One man she became involved with, Captain Vadim Maslov, was a 23 year-old Russian pilot serving with the French during World War I; she said he was the love of her life. He was blinded during a dogfight in the summer of 1916. Hari traveled to the Western Front to see him, but was told she would only be allowed to if she spied for France. The Deuxième Bureau wanted her to get military secrets from Crown Prince Wilhelm, the eldest son of Kaiser Wilhelm II, whom she had danced for in the past. German propaganda had created the image of the Crown Prince as a worthy successor to the throne; in reality, he was a partying, womanizing alcoholic who knew very little.

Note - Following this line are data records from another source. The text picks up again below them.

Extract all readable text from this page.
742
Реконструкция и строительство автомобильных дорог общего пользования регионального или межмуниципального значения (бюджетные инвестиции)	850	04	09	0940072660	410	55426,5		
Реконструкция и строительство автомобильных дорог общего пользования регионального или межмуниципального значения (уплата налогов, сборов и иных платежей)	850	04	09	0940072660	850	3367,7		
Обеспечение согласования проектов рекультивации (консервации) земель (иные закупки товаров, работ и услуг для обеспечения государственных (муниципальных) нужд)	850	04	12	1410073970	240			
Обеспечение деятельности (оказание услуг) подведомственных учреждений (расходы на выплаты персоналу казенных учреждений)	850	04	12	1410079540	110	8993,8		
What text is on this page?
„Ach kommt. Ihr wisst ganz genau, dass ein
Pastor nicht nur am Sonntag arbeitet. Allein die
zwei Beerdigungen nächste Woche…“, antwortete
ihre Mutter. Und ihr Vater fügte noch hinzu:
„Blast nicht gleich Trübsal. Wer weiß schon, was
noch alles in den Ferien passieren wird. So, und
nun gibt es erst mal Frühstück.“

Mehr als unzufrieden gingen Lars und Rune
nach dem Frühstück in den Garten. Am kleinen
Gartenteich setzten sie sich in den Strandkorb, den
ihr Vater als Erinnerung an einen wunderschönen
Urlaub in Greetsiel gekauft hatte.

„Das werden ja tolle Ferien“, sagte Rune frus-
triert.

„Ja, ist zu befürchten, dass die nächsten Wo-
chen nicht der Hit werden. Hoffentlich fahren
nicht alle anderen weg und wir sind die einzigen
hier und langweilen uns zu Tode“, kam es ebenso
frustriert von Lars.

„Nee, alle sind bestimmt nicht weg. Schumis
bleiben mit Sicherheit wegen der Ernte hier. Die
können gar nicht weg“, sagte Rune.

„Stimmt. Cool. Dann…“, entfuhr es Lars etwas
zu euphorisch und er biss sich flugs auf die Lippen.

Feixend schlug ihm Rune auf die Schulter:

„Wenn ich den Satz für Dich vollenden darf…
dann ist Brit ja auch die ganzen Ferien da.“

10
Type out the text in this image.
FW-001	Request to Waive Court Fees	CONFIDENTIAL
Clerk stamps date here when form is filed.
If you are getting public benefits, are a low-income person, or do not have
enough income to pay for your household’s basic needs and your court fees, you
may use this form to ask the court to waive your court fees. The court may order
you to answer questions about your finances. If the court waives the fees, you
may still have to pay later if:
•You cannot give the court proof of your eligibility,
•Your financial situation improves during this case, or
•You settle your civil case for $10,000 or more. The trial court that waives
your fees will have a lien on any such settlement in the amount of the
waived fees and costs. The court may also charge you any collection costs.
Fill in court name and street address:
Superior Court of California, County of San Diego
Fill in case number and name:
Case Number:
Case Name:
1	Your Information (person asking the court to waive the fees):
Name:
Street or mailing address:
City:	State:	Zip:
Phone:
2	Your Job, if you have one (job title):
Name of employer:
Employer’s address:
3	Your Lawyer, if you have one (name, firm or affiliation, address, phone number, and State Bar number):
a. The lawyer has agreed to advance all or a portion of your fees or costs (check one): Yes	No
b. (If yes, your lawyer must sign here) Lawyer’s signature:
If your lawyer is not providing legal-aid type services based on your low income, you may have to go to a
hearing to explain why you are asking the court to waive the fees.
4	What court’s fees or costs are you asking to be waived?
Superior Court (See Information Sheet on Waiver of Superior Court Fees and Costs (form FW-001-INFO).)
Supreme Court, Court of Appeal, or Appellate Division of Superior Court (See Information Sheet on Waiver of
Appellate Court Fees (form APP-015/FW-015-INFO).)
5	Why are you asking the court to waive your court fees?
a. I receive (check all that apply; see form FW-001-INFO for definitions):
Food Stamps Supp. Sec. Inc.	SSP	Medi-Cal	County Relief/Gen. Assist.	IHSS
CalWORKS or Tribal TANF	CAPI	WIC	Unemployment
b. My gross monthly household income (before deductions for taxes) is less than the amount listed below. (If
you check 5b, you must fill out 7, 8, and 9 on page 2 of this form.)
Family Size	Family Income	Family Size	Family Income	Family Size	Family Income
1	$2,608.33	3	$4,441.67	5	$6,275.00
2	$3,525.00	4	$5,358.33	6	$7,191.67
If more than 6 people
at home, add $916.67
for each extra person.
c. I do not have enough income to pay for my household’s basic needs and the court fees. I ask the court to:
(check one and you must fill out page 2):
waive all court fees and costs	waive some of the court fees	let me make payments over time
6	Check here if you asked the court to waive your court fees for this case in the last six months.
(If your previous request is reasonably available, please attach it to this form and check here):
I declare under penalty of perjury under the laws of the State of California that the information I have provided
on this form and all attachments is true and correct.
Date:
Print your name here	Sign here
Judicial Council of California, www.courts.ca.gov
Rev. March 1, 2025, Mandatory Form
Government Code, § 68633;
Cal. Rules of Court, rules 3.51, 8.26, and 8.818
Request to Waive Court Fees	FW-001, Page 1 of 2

Becoming Entangled With The Germans

In 1916, she traveled to Madrid to meet with Major Arnold Kalle, a German military attaché to try to arrange a meeting with the Crown Prince. She reportedly offered to share French secrets with the Germans in exchange for money, which may have been in an attempt to set up the meeting. When her steamer docked in Falmouth, she was arrested and taken to London, where Sir Basil Thomson, assistant commissioner at New Scotland Yard in charge of counterterrorism interrogated her. Then, in January 1917, Major Kalle radioed Berlin to describe the activities of a German spy, H-21, who was a close match to Hari, and the messages were intercepted by the Deuxième Bureau. The evidence suggests that the Germans contrived to have the French arrest her.
The Odds Were Against Her

After the French uncovered weak evidence against her, Mata Hari was arrested on February 13, 1917 in her room at the Hotel Elysée Palace. She was placed on trial on July 24, accused of causing the deaths of 50,000 soldiers. Her contact at the Deuxième Bureau, Georges Ladoux became one of her principal accusers and may have engaged in evidence tampering to build a case against her. There was no real evidence that was found to support the accusations of her spying for Germany, except purported “secret ink” found in her room, which she explained was makeup. They used her fabricated identity as proof of her duplicitous nature. Sadly, her former lover Maslov refused to testify to support her. Unfortunately, she became a convenient scapegoat for the French government, and despite her claims of innocence, she was executed by a firing squad of 12 French soldiers on October 15, 1917.